Aqueles que acham que tudo se resolverá com mais violência do Estado já devem estar delirando com estas medidas. A violência, no entanto, só vai continuar aumentando.

Mudar tudo
Para enfrentar a questão da violência é preciso mudar todo o país.
É preciso mudar o modelo econômico, enfrentando a exploração capitalista neoliberal. Enfrentar de frente a corrupção de todo o Estado (incluindo a polícia e a Justiça).

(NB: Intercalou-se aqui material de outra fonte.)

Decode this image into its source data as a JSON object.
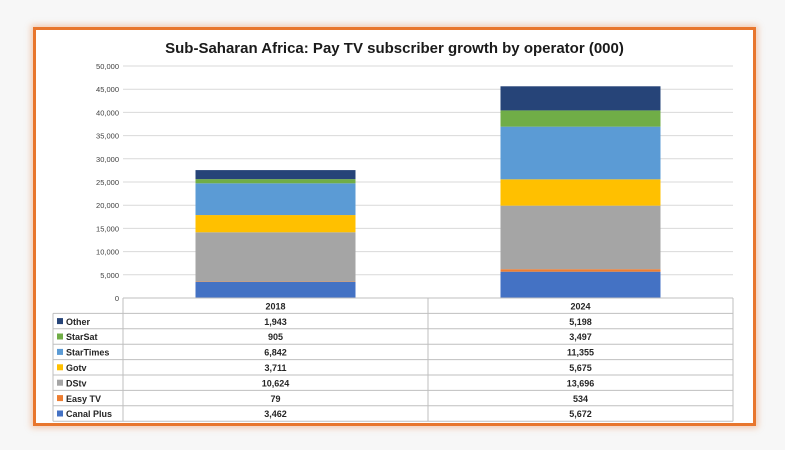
{
  "chart_data": {
    "type": "bar",
    "stacked": true,
    "title": "Sub-Saharan Africa: Pay TV subscriber growth by operator (000)",
    "categories": [
      "2018",
      "2024"
    ],
    "ylim": [
      0,
      50000
    ],
    "yticks": [
      "0",
      "5,000",
      "10,000",
      "15,000",
      "20,000",
      "25,000",
      "30,000",
      "35,000",
      "40,000",
      "45,000",
      "50,000"
    ],
    "grid": true,
    "legend": "data table below chart",
    "series": [
      {
        "name": "Canal Plus",
        "color": "#4472c4",
        "values": [
          3462,
          5672
        ],
        "labels": [
          "3,462",
          "5,672"
        ]
      },
      {
        "name": "Easy TV",
        "color": "#ed7d31",
        "values": [
          79,
          534
        ],
        "labels": [
          "79",
          "534"
        ]
      },
      {
        "name": "DStv",
        "color": "#a5a5a5",
        "values": [
          10624,
          13696
        ],
        "labels": [
          "10,624",
          "13,696"
        ]
      },
      {
        "name": "Gotv",
        "color": "#ffc000",
        "values": [
          3711,
          5675
        ],
        "labels": [
          "3,711",
          "5,675"
        ]
      },
      {
        "name": "StarTimes",
        "color": "#5b9bd5",
        "values": [
          6842,
          11355
        ],
        "labels": [
          "6,842",
          "11,355"
        ]
      },
      {
        "name": "StarSat",
        "color": "#70ad47",
        "values": [
          905,
          3497
        ],
        "labels": [
          "905",
          "3,497"
        ]
      },
      {
        "name": "Other",
        "color": "#264478",
        "values": [
          1943,
          5198
        ],
        "labels": [
          "1,943",
          "5,198"
        ]
      }
    ]
  }
}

Tanto PSDB e PFL, como o PT, acham que a memória do povo é curta. Apostam na deseducação, na falta de informação. O governo Lula acha que, com o apoio da CUT e da UNE, pode bloquear qualquer mobilização contra os patrões e o governo. E que nas eleições, agitando a ameaça da “volta da direita”, pode manter as coisas como estão.
PSDB e PFL se apóiam nos pelegos da Força Sindical para tentar evitar as lutas dos trabalhadores. E querem aparecer como a “alternativa” para os fracassos de Lula.

Sinais de mudança
Mas o povo pobre e oprimido está se levantando. Alguns sinais, ainda que parciais, indicam um desejo de mudança. Os metalúrgicos de Volta Redonda (boa parte deles jovens e negros) derrotaram a CUT e a Força Sindical nas eleições sindicais, elegendo uma nova direção, que tem companheiros da Conlutas.

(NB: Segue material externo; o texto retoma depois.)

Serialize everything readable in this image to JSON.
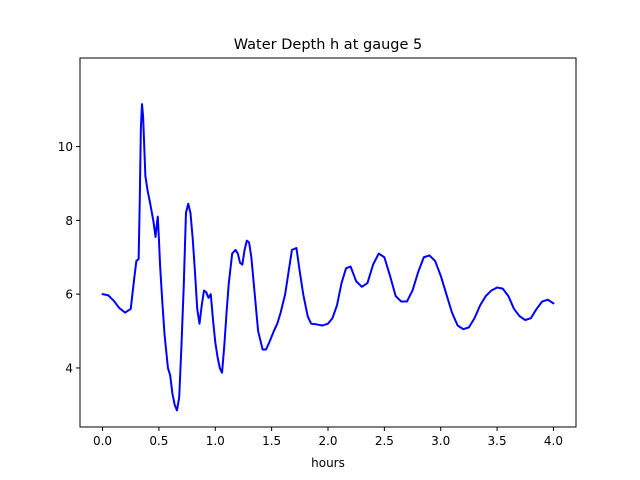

Os metalúrgicos de Volta Redonda (RJ) já protagonizaram lutas heróicas, com grandes repercussões políticas. Em 1988, a greve metalúrgica se enfrentou com a repressão do governo. A reação política a esta repressão possibilitou um crescimento eleitoral da esquerda que, naquela época, se expressava no PT. Hoje esse resultado indica um enorme desgaste da CUT e da Força Sindical, que apóiam o modelo econômico. Os ritmos em que se fazem as experiências sindicais e políticas dos trabalhadores são desiguais. A maioria dos trabalhadores brasileiros ainda acredita em Lula, e provavelmente ainda votará nele. Mas as eleições de Volta Redonda têm uma importância particular: se os metalúrgicos levantaram a cabeça contra a CUT e a Força Sindical, podem fazê-lo contra PT, PSDB e PFL.

Por outro lado, os atos de lançamento das candidaturas da Frente de Esquerda estão começando a reunir a vanguarda e os ativistas das lutas deste país. Ao Rio de Janeiro se somaram Brasília, Macapá, Porto Alegre, Florianópolis. Nos próximos dias serão realizados atos em Fortaleza, João Pessoa, São José dos Campos e ABC paulista. É hora de construir uma alternativa também eleitoral através da Frente Esquerda, com a candidatura de Heloísa Helena, contra o PT e a dupla PSDB-PFL.